UT Dallas choir director Dr. Jonathan Palant is on a mission to help people through music. But his work doesn’t stop at the UT Dallas campus. The musician also leads a choir made up of the homeless who live on the streets of Dallas.
Palant said music is an ideal way to provide respite to both students and the homeless.
“The UT Dallas student comes to choir looking for a creative outlet — to escape chemistry or mathematics for just a short while. The Street Choir member comes to escape the cold, looking to escape what lies ahead for their day — or perhaps, what doesn’t. In that regard, they are very similar,” he said.
Palant said every ensemble he conducts has a different attitude about it, because each person comes to the experience with a different journey in life.
Palant, who began working at UT Dallas in 2016, conducts the University Choir, teaches a music appreciation class and soon will lead the University’s Chamber Singers. He also leads music at Kessler United Methodist Church in Oak Cliff, the Temple Shalom Jewish congregation in Dallas and the Credo Community Choir, and serves as a consultant for the Dallas Independent School District. He previously was the artistic director of the Turtle Creek Chorale in Dallas.
Every Wednesday morning, however, Palant can be found at the Stewpot, a downtown Dallas social services and meal organization, greeting dozens of homeless people as they prepare to sing in the Dallas Street Choir, which Palant founded more than three years ago.
“When you’re on the street, your obligations are to find shelter and to find food. There often isn’t anything else on your calendar. What we offer is a standing appointment. And singers honor that appointment week in and week out,” Palant said. “When Wednesday mornings come, members are ready to sing. We take it very seriously.”
One of the singers, Carmelo Cabrera, lives in various shelters in downtown Dallas. He said the group is like a family and helps build members’ self-esteem.

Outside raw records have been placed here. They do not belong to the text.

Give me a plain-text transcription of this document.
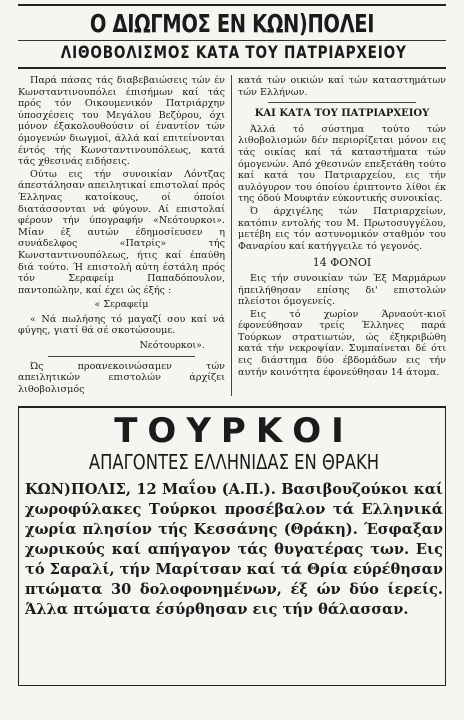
Ο ΔΙΩΓΜΟΣ ΕΝ ΚΩΝ)ΠΟΛΕΙ
ΛΙΘΟΒΟΛΙΣΜΟΣ ΚΑΤΑ ΤΟΥ ΠΑΤΡΙΑΡΧΕΙΟΥ

Παρά πάσας τάς διαβεβαιώσεις τών έν Κωνσταντινουπόλει έπισήμων καί τάς πρός τόν Οικουμενικόν Πατριάρχην ύποσχέσεις του Μεγάλου Βεζύρου, όχι μόνον έξακολουθούσιν οί έναντίον τών όμογενών διωγμοί, άλλά καί επιτείνονται έντός τής Κωνσταντινουπόλεως, κατά τάς χθεσινάς ειδήσεις.

Ούτω εις τήν συνοικίαν Λόντζας άπεστάλησαν απειλητικαί επιστολαί πρός Έλληνας κατοίκους, οί όποίοι διατάσσονται νά φύγουν. Αί επιστολαί φέρουν τήν ύπογραφήν «Νεότουρκοι». Μίαν έξ αυτών έδημοσίευσεν η συνάδελφος «Πατρίς» τής Κωνσταντινουπόλεως, ήτις καί έπαύθη διά τούτο. Ή επιστολή αύτη έστάλη πρός τόν Σεραφείμ Παπαδόπουλον, παντοπώλην, καί έχει ώς έξής :

« Σεραφείμ

« Νά πωλήσης τό μαγαζί σου καί νά φύγης, γιατί θά σέ σκοτώσουμε.

Νεότουρκοι».

Ώς προανεκοινώσαμεν τών απειλητικών επιστολών άρχίζει λιθοβολισμός

κατά τών οικιών καί τών καταστημάτων τών Ελλήνων.

ΚΑΙ ΚΑΤΑ ΤΟΥ ΠΑΤΡΙΑΡΧΕΙΟΥ

Άλλά τό σύστημα τούτο τών λιθοβολισμών δέν περιορίζεται μόνον εις τάς οικίας καί τά καταστήματα τών όμογενών. Από χθεσινών επεξετάθη τούτο καί κατά του Πατριαρχείου, εις τήν αυλόγυρον του όποίου έριπτοντο λίθοι έκ της όδού Μουφτάν εύκοντικής συνοικίας.

Ό άρχιγέλης τών Πατριαρχείων, κατόπιν εντολής του Μ. Πρωτοσυγγέλου, μετέβη εις τόν αστυνομικόν σταθμόν του Φαναρίου καί κατήγγειλε τό γεγονός.

14 ΦΟΝΟΙ

Εις τήν συνοικίαν τών Έξ Μαρμάρων ήπειλήθησαν επίσης δι' επιστολών πλείστοι όμογενείς.

Εις τό χωρίον Άρναούτ-κιοϊ έφονεύθησαν τρείς Έλληνες παρά Τούρκων στρατιωτών, ώς έξηκριβώθη κατά τήν νεκροψίαν. Συμπαίνεται δέ ότι εις διάστημα δύο έβδομάδων εις τήν αυτήν κοινότητα έφονεύθησαν 14 άτομα.

ΤΟΥΡΚΟΙ
ΑΠΑΓΟΝΤΕΣ ΕΛΛΗΝΙΔΑΣ ΕΝ ΘΡΑΚΗ

ΚΩΝ)ΠΟΛΙΣ, 12 Μαΐου (Α.Π.). Βασιβουζούκοι καί χωροφύλακες Τούρκοι προσέβαλον τά Ελληνικά χωρία πλησίον τής Κεσσάνης (Θράκη). Έσφαξαν χωρικούς καί απήγαγον τάς θυγατέρας των. Εις τό Σαραλί, τήν Μαρίτσαν καί τά Θρία εύρέθησαν πτώματα 30 δολοφονημένων, έξ ών δύο ίερείς. Άλλα πτώματα έσύρθησαν εις τήν θάλασσαν.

“It’s an outlet. Not only to get away from the cold, but to sing and let people know that we are somebody. Our motto is, ‘homeless, not voiceless.’ And it does that for each individual,” Cabrera said.
“These are the people that you might ignore when they ask you for a dollar at the gas station. What you don’t see is the community, the brotherhood, the support system. You don’t see the talents and the love that they have in their hearts,” Palant said of the Dallas Street Choir members.
With support from Dallas businesses, concert presenters and individual donors, the Dallas Street Choir regularly performs throughout the city and recently toured the northeastern United States, with a stop at Carnegie Hall in New York City.
Most of the choir members stay in shelters at night, a quarter of them live on the street, and a few have found housing through public funding or with a relative. The rehearsal room is packed each week, with between 80 and 100 attendees, a majority of whom attend two to three times a month.
While the Dallas Street Choir has an incentive program that provides a $2 bill to each attendee at the end of rehearsals and special inducements for concerts, Palant believes most attend because they get a lot out of being in the ensemble.
“We put our heart and soul into this. I love what they do and they love what they do. And that’s contagious. Overall, it’s a passion project for us all,” he said.
Palant acknowledges there are some participants with mental illness and addictions to drugs and alcohol, but said such individuals are always welcome to attend rehearsals, as long as they are sober.
“Everyone is welcome with or without mental illness. Quite frankly, this rule applies to every choir I direct. One of the wonderful things about singing is the inclusive nature of that act. Everybody is needed and everybody is equal,” Palant said.
Palant said the University Choir reflects the same values of inclusion, camaraderie and enjoyment. He hopes to see growth in the University’s choir program, which is open to all students, no matter their ability or their level in school.
“University Choir is a 1-credit class that offers a musical outlet, no homework and the opportunity to sing some of the greatest music in the world, while experiencing cultural enrichment,” he said.
Palant expects the University Choir to visit the Dallas Street Choir sometime this semester, so members of both groups get to know one another and share their passion for singing.
Approximately 80 to 100 singers show up each Wednesday morning to participate in the Dallas Street Choir rehearsals. There are rules and incentives, but many members say they come for the camaraderie and enjoyment.